Trond Myklebust <[email protected]> writes:
> On Fri, 2006-07-14 at 11:36 -0600, Eric W. Biederman wrote:
>> Dave Hansen <[email protected]> writes:
>>
>> > On Fri, 2006-07-14 at 12:08 -0500, Serge E. Hallyn wrote:
>> >> yes, of course, vfsmount, which I assume is what Eric meant?
>> >>
>> >> Which means we'd have to do this at permission() using the nameidata, or
>> >> pass nd to generic_permission.
>> >
>> > Yeah, I think so. But, this is well into Al territory, and there might
>> > be a better way.
>>
>> Well until we get that sorted out I will keep picking on i_sb.
>
> Don't bother: labelling superblocks with process-specific data is always
> going to be unacceptable.
It's not process specific data. It is a pointer to global context in
which uid's on the filesystem uniquely specify a user. This is
something that would get set when the filesystem is mounted.

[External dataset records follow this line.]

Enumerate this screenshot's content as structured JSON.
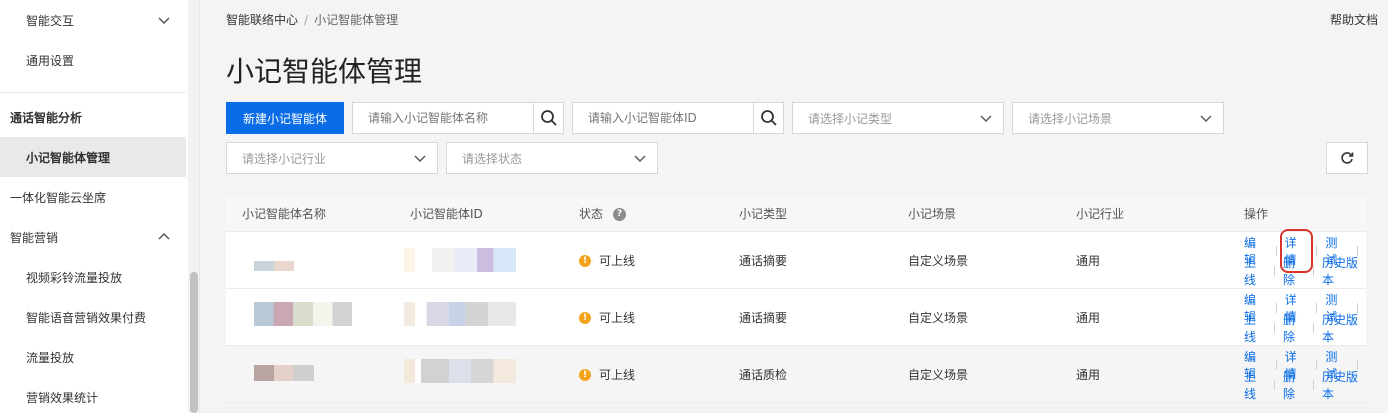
{
  "sidebar": {
    "items": [
      {
        "label": "智能交互"
      },
      {
        "label": "通用设置"
      },
      {
        "label": "通话智能分析"
      },
      {
        "label": "小记智能体管理"
      },
      {
        "label": "一体化智能云坐席"
      },
      {
        "label": "智能营销"
      },
      {
        "label": "视频彩铃流量投放"
      },
      {
        "label": "智能语音营销效果付费"
      },
      {
        "label": "流量投放"
      },
      {
        "label": "营销效果统计"
      }
    ]
  },
  "header": {
    "breadcrumb_root": "智能联络中心",
    "breadcrumb_sep": "/",
    "breadcrumb_current": "小记智能体管理",
    "help": "帮助文档",
    "title": "小记智能体管理"
  },
  "toolbar": {
    "create_label": "新建小记智能体",
    "name_search_placeholder": "请输入小记智能体名称",
    "id_search_placeholder": "请输入小记智能体ID",
    "type_select": "请选择小记类型",
    "scene_select": "请选择小记场景",
    "industry_select": "请选择小记行业",
    "status_select": "请选择状态"
  },
  "table": {
    "columns": [
      "小记智能体名称",
      "小记智能体ID",
      "状态",
      "小记类型",
      "小记场景",
      "小记行业",
      "操作"
    ],
    "rows": [
      {
        "status": "可上线",
        "type": "通话摘要",
        "scene": "自定义场景",
        "industry": "通用"
      },
      {
        "status": "可上线",
        "type": "通话摘要",
        "scene": "自定义场景",
        "industry": "通用"
      },
      {
        "status": "可上线",
        "type": "通话质检",
        "scene": "自定义场景",
        "industry": "通用"
      }
    ],
    "ops": {
      "edit": "编辑",
      "detail": "详情",
      "test": "测试",
      "online": "上线",
      "delete": "删除",
      "history": "历史版本"
    }
  },
  "colors": {
    "primary": "#0a6ce6",
    "warning": "#f4a41c",
    "highlight": "#d9342b"
  }
}
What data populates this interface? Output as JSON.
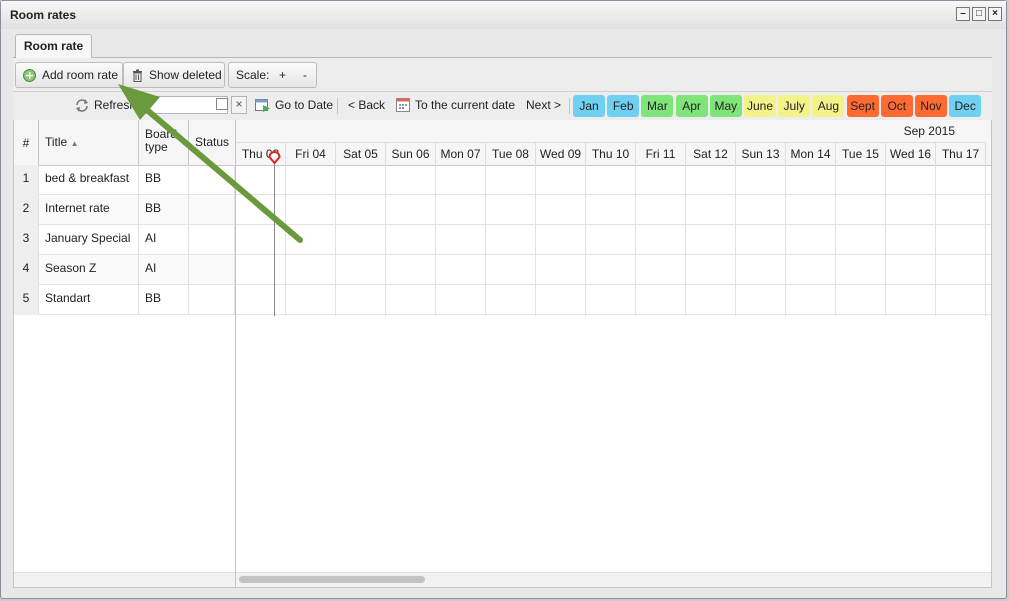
{
  "window": {
    "title": "Room rates"
  },
  "tabs": [
    {
      "label": "Room rate"
    }
  ],
  "toolbar": {
    "add_label": "Add room rate",
    "show_deleted_label": "Show deleted",
    "scale_label": "Scale:",
    "scale_plus": "+",
    "scale_minus": "-"
  },
  "nav": {
    "refresh_label": "Refresh",
    "date_value": "",
    "go_to_date_label": "Go to Date",
    "back_label": "< Back",
    "current_date_label": "To the current date",
    "next_label": "Next >"
  },
  "months": [
    {
      "label": "Jan",
      "color": "#6fd0f2"
    },
    {
      "label": "Feb",
      "color": "#6fd0f2"
    },
    {
      "label": "Mar",
      "color": "#7fe57a"
    },
    {
      "label": "Apr",
      "color": "#7fe57a"
    },
    {
      "label": "May",
      "color": "#7fe57a"
    },
    {
      "label": "June",
      "color": "#f3f38a"
    },
    {
      "label": "July",
      "color": "#f3f38a"
    },
    {
      "label": "Aug",
      "color": "#f3f38a"
    },
    {
      "label": "Sept",
      "color": "#ff6a33"
    },
    {
      "label": "Oct",
      "color": "#ff6a33"
    },
    {
      "label": "Nov",
      "color": "#ff6a33"
    },
    {
      "label": "Dec",
      "color": "#6fd0f2"
    }
  ],
  "columns": {
    "num": "#",
    "title": "Title",
    "board": "Board type",
    "status": "Status"
  },
  "rows": [
    {
      "num": "1",
      "title": "bed & breakfast",
      "board": "BB",
      "status": ""
    },
    {
      "num": "2",
      "title": "Internet rate",
      "board": "BB",
      "status": ""
    },
    {
      "num": "3",
      "title": "January Special",
      "board": "AI",
      "status": ""
    },
    {
      "num": "4",
      "title": "Season Z",
      "board": "AI",
      "status": ""
    },
    {
      "num": "5",
      "title": "Standart",
      "board": "BB",
      "status": ""
    }
  ],
  "calendar": {
    "month_label": "Sep 2015",
    "days": [
      "Thu 03",
      "Fri 04",
      "Sat 05",
      "Sun 06",
      "Mon 07",
      "Tue 08",
      "Wed 09",
      "Thu 10",
      "Fri 11",
      "Sat 12",
      "Sun 13",
      "Mon 14",
      "Tue 15",
      "Wed 16",
      "Thu 17"
    ]
  },
  "colors": {
    "arrow": "#6b9a3c",
    "today_marker": "#e02020"
  }
}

> In order to avoid aliased superblocks, you would have to be able
> guarantee to be the sole owner of the data on the device that it refers
> to. You'd have to own the device in order to do that, in which case you
> are better off just labelling the device instead.
Now I do agree if I can set the information in vfsmount and not in
the superblock it is probably better. But even with nfs mount superblock
collapsing (which I almost understand) I don't see it as a real
problem, as long as I could prevent the superblock from collapsing.